Electrical/mechanical representation of instruments and space


Help, I'm stuck at the juncture of physics, mechanics, electricity, psycho-acoustics, and the magic of music.

I understand that the distinctive sound of a note played by an instrument consists of a fundamental frequency plus a particular combination of overtones in varying amplitudes and the combination can be graphed as a particular, nuanced  two-dimensional waveform shape.  Then you add a second instrument playing, say, a third above the note of the other instrument, and it's unique waveform shape represents that instrument's sound.  When I'm in the room with both instruments, I hear two instruments because my ear (rather two ears, separated by the width of my head) can discern that there are two sound sources.  But let's think about recording those sounds with a single microphone.  The microphone's diaphragm moves and converts changes in air pressure to an electrical signal.  The microphone is hearing a single set of air pressure changes, consisting of a single, combined wave from both instruments.  And the air pressure changes occur in two domains, frequency and amplitude (sure, it's a very complicated interaction, but still capable of being graphed in two dimensions). Now we record the sound, converting it to electrical energy, stored in some analog or digital format.  Next, we play it back, converting the stored information to electrical and then mechanical energy, manipulating the air pressure in my listening room (let's play it in mono from a single full-range speaker for simplicity).  How can a single waveform, emanating from a single point source, convey the sound of two instruments, maybe even in a convincing 3D space?  The speaker conveys amplitude and frequency only, right?  So, what is it about amplitude or frequency that carries spatial information for two instruments/sound sources?  And of course, that is the simplest example I can design.  How does a single mechanical system, transmitting only variations in amplitude and frequency, convey an entire orchestra and choir as separate sound sources, each with it's unique tonal character?  And then add to that the waveforms of reflected sounds that create a sense of space and position for each of the many sound sources?

77jovian

Showing 3 responses by almarg

Roberttcan 10-26-2019
I don't think that is what the OP is talking about at all. Not even close.
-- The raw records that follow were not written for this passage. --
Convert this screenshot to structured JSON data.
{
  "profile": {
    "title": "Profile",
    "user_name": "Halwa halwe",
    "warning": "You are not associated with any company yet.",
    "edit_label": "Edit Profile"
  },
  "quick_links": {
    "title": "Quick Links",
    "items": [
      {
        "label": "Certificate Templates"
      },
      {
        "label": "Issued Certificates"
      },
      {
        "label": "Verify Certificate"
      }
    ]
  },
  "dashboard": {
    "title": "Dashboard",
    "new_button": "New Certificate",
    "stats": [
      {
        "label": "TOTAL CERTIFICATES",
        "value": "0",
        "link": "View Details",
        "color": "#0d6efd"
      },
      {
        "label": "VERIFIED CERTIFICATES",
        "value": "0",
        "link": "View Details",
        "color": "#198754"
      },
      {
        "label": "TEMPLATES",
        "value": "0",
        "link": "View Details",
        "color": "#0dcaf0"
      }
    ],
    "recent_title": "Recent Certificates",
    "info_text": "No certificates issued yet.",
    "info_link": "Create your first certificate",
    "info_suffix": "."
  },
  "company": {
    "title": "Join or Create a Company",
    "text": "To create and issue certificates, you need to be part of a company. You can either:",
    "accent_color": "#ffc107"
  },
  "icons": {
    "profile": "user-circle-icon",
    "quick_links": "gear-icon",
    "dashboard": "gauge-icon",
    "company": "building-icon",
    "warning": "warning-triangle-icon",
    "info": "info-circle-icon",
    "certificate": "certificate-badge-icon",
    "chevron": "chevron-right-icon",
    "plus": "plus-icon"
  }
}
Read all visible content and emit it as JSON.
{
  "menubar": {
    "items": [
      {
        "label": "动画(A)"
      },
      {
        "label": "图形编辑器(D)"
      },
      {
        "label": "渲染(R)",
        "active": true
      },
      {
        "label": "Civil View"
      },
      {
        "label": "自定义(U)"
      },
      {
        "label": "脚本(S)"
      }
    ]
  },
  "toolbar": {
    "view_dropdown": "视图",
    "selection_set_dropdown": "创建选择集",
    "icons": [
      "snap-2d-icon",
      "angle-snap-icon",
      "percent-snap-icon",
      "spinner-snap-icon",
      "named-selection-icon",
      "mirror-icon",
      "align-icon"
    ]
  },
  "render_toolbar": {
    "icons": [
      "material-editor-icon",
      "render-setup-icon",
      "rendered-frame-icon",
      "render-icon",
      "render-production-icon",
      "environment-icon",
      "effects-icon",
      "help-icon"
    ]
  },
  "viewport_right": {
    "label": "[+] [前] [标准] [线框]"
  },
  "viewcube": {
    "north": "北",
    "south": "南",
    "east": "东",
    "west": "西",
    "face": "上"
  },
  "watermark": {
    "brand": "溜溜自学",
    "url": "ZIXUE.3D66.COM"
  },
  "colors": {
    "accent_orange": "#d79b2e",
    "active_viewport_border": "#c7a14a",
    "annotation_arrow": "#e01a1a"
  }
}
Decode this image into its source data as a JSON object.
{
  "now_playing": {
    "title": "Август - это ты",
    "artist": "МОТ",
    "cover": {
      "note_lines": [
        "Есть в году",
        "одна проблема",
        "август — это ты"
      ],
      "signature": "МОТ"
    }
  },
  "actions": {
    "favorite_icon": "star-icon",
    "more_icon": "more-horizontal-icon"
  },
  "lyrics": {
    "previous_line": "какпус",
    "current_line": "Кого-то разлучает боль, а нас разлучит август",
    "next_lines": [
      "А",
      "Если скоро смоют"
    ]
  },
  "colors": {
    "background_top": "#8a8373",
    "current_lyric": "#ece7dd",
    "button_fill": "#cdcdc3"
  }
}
I could be wrong, but I am pretty sure the op is asking how just one amplitude varying signal in the time domain can represent a whole orchestra and all its instrument.

The answer to that is it doesn't convey the whole orchestra, the brain extracts all the instruments out of the signal based on pattern recognition.

+1.

I too am pretty certain that Geoff's questions have nothing to do with what the OP is asking.

Regards,
-- Al

@77jovian You may find the following writeup to be instructive. (Coincidentally, btw, as you had also done it uses the example of a flute for illustrative purposes):

http://newt.phys.unsw.edu.au/jw/sound.spectrum.html

Note particularly the figure in the section entitled "Spectra and Harmonics," which depicts the spectrum of a note being played by a flute.

To provide context, a continuous pure sine wave at a single frequency (which is something that cannot be generated by a musical instrument) would appear on this graph as a single very thin vertical line, at a point on the horizontal axis corresponding to the frequency of the sine wave.

The left-most vertical line in the graph (at 400 Hz) represents the "fundamental frequency" of the note being played by the flute. The vertical lines to its right represent the harmonics. The raggedy stuff at lower levels represents the broadband components I referred to earlier. Note this statement in the writeup:

... the spectrum is a continuous, non-zero line, so there is acoustic power at virtually all frequencies. In the case of the flute, this is the breathy or windy sound that is an important part of the characteristic sound of the instrument. In these examples, this broad band component in the spectrum is much weaker than the harmonic components. We shall concentrate below on the harmonic components, but the broad band components are important, too.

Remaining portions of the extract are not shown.